Una “mobilitazione” generale, con l’invito a per “testimoniare platealmente che la maggioranza degli italiani è contraria a questa legge contro il testamento biologico”. E’ la campagna lanciata dal Coordinamento Laico Nazionale (che raggruppa una cinquantina di associazioni in tutta Italia) per tentare di fermare l’approvazione del ddl sul testamento biologico in discussione alla Camera.
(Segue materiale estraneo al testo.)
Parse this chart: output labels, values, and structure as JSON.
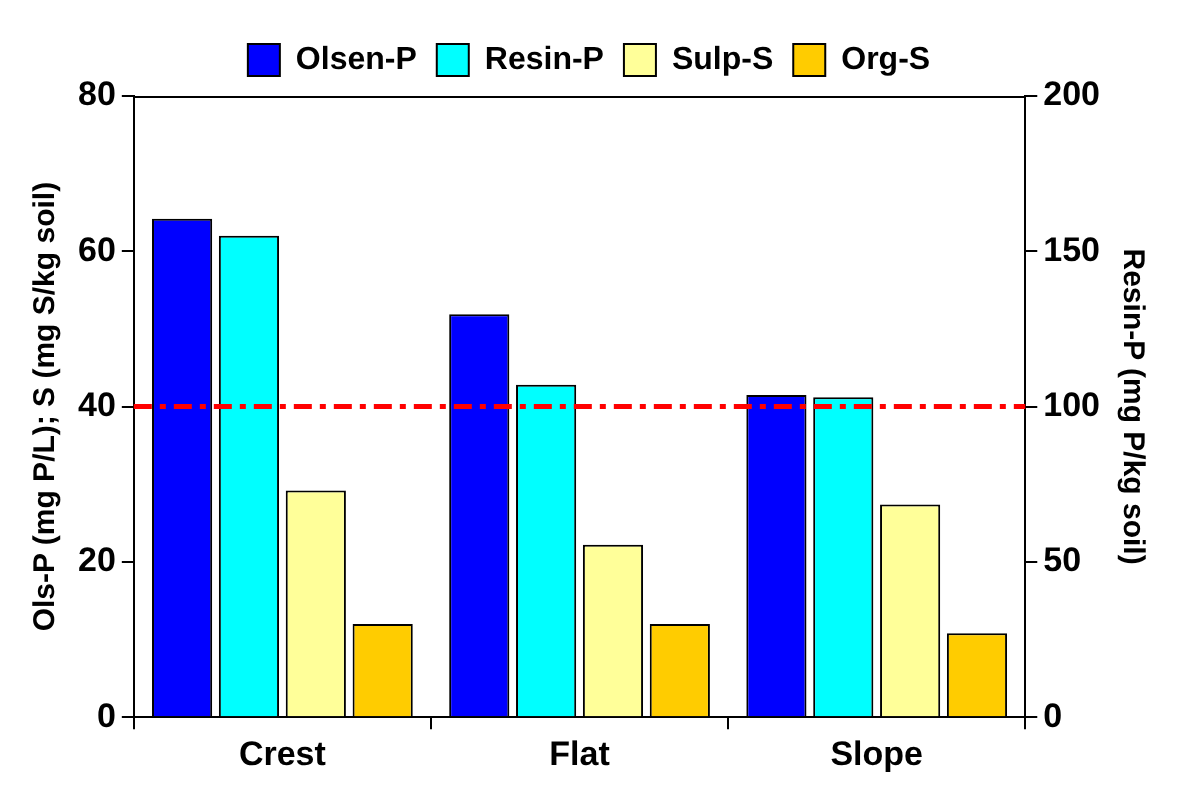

In conferenza stampa a Montecitorio, i portavoce del Coordinamento, Maurizio Cecconi e Cinzia Gori (nell’equipe che prestò assistenza a Eluana Englaro negli ultimi giorni della sua vita) insieme all’assessore alle politiche sociali dell’XI municipio di Roma, hanno anche fatto appello a tutti i cittadini perché vadano, in massa, a depositare le proprie volontà nei registri attivati in una settantina di amministrazioni locali.
Un modo “per accelerare” se sarà necessario, il percorso verso il ricorso alla Corte Costituzionale. Le associazioni laiche stanno anche già valutando gli altri possibili strumenti per far decadere “questa legge crudele”, qualora venisse approvata così com’è. Oltre al ricorso alla Consulta, altre strade che si stanno valutando sono quelle del referendum abrogativo, ma anche quella della class action.